Malawi is no longer 'The Warm Heart of Africa', or 'God-fearing Nation': Malawi is a donor fearing nation!
In fitting Malawi's new cap as a donor-fearing nation, Banda said on Thursday, employing her unforced mouth: "We have not been a donor-fearing nation for three years. But what did we gain? What option do we have, as a nation, so that we cannot go back to the IMF (International Monetary Fund)? I will not be loving Malawians if I become militant against donors. ...We are a donor-depending nation because we depend on them" 
Therein lies Malawi's tragedy.
With this kind of (mis)thinking, it came as no surprise to hear Banda announce that she will not be part of the AU summit in Ethiopia!

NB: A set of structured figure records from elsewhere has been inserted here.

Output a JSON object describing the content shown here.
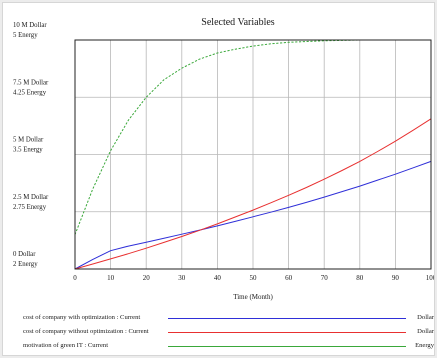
{
  "chart_data": {
    "type": "line",
    "title": "Selected Variables",
    "xlabel": "Time (Month)",
    "xlim": [
      0,
      100
    ],
    "x_ticks": [
      "0",
      "10",
      "20",
      "30",
      "40",
      "50",
      "60",
      "70",
      "80",
      "90",
      "100"
    ],
    "grid": true,
    "legend_placement": "bottom",
    "y_axes": [
      {
        "unit": "Dollar",
        "ylim": [
          0,
          10000000
        ],
        "tick_labels": [
          "0 Dollar",
          "2.5 M Dollar",
          "5 M Dollar",
          "7.5 M Dollar",
          "10 M Dollar"
        ]
      },
      {
        "unit": "Energy",
        "ylim": [
          2,
          5
        ],
        "tick_labels": [
          "2 Energy",
          "2.75 Energy",
          "3.5 Energy",
          "4.25 Energy",
          "5 Energy"
        ]
      }
    ],
    "y_tick_left": [
      [
        "0",
        "Dollar"
      ],
      [
        "2.5 M",
        "Dollar"
      ],
      [
        "5 M",
        "Dollar"
      ],
      [
        "7.5 M",
        "Dollar"
      ],
      [
        "10 M",
        "Dollar"
      ]
    ],
    "y_tick_right": [
      "2",
      "2.75",
      "3.5",
      "4.25",
      "5"
    ],
    "y_tick_unit": "Energy",
    "x": [
      0,
      5,
      10,
      15,
      20,
      25,
      30,
      35,
      40,
      45,
      50,
      55,
      60,
      65,
      70,
      75,
      80,
      85,
      90,
      95,
      100
    ],
    "series": [
      {
        "name": "cost of company with optimization : Current",
        "unit": "Dollar",
        "axis": 0,
        "color": "#2f2fd8",
        "values": [
          0,
          420000,
          800000,
          1000000,
          1170000,
          1340000,
          1520000,
          1700000,
          1880000,
          2080000,
          2280000,
          2480000,
          2690000,
          2910000,
          3140000,
          3380000,
          3620000,
          3880000,
          4140000,
          4420000,
          4700000
        ]
      },
      {
        "name": "cost of company without optimization : Current",
        "unit": "Dollar",
        "axis": 0,
        "color": "#e83030",
        "values": [
          0,
          220000,
          440000,
          670000,
          910000,
          1160000,
          1420000,
          1690000,
          1970000,
          2270000,
          2570000,
          2890000,
          3220000,
          3560000,
          3920000,
          4300000,
          4700000,
          5130000,
          5580000,
          6060000,
          6560000
        ]
      },
      {
        "name": "motivation of green IT : Current",
        "unit": "Energy",
        "axis": 1,
        "color": "#3aa83a",
        "values": [
          2.45,
          3.05,
          3.55,
          3.95,
          4.25,
          4.48,
          4.63,
          4.75,
          4.83,
          4.88,
          4.92,
          4.95,
          4.97,
          4.98,
          4.99,
          4.995,
          5.0,
          5.0,
          5.0,
          5.0,
          5.0
        ]
      }
    ]
  }
}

That meeting was initially slated for Lilongwe, Malawi.
At first, the reports that Malawi would host Africa's greatest club of leaders came as rumours. Then, fallen president Bingu wa Mutharika confirmed.
It was real. Official. Just in the nick of time, it became Malawi's new reality.
But the worst part in that reality was yet to come.
A man, so honourable in the ways of his dressing, and the manners of his walking, and his stature when walking; a man indicted by the International Criminal Court for war crimes and crimes against humanity was to be part of the greatest feast of African leaders.
Without him, the dining, and wining, and laughter, and point-making would be incomplete.
That is how Sudanese president Omar Al Bashir came into the picture. No, it is not a picture any more- pictures being so static and unlively, and unquestioning. It is a dilemma.
Al Bashir came into the Malawi dilemma. Then, Al Bashir became Malawi's dilemma.
But it only turned into Malawi's dilemma when the Southern African Development Community Country lost its dear leader and president, the nationalist Bingu wa Mutharika.
Bingu knew the solution. He had invited Al Bashir to a Common Market for Eastern and Southern Africa meeting before his April 5, 2012 untimely death.
That was the solution: Inviting Al Bashir.
But the solution had its repercussions. Financial repercussions.
The international community, already wary of Mutharika governance style, squeezed the aid taps.
Malawi entered into a silent, but hurting, crisis. This must have contributed to Malawi's fuel shortage problems. And economic problems. And hope-deficiency problems.
But Mutharika was unfazed. He stood his ground. In his world of colour and so many possibilities, Africa came first.
And, then, he died.
The nation wept.
And buried him at his Rest of Peace resting place in Thyolo, Southern Malawi.
His farm became his resting place.
Ndata farm is his final abode.
There, he rests.
Unaware of the world around.
Unaware the the AU summit has been councelled.
Joyce Banda, hitherto Vice-President, came in. She came onto the scene. As Malawi's president.
She did not understand Mutharika's solution.
She decided to tell the world that the African Al Bashir was unwelcome in Malawi, and that he would be arrested.
The AU responded by shifting the summit to its Addis Ababa headquarters.
Malawi left in the cold.
Banda was surprised.
Now she will not attend.
Instead, she will delegate Vive-President Khumbo Kachali.
The die is cast.
She is now dancing to the confusing music of politics.
That is life, to her.
To the Malawian, a loss. Businessmen and women had invested heavily in the hospitality industry.
Others invested heavily in car rental businesses. They purchased new vehicles.
But the people should understand the haste in Joyce Banda;s decision.
It is the sense of shame that is pulling her back. It is not anger or common sense.
Joyce Banda has entered the pit of shame.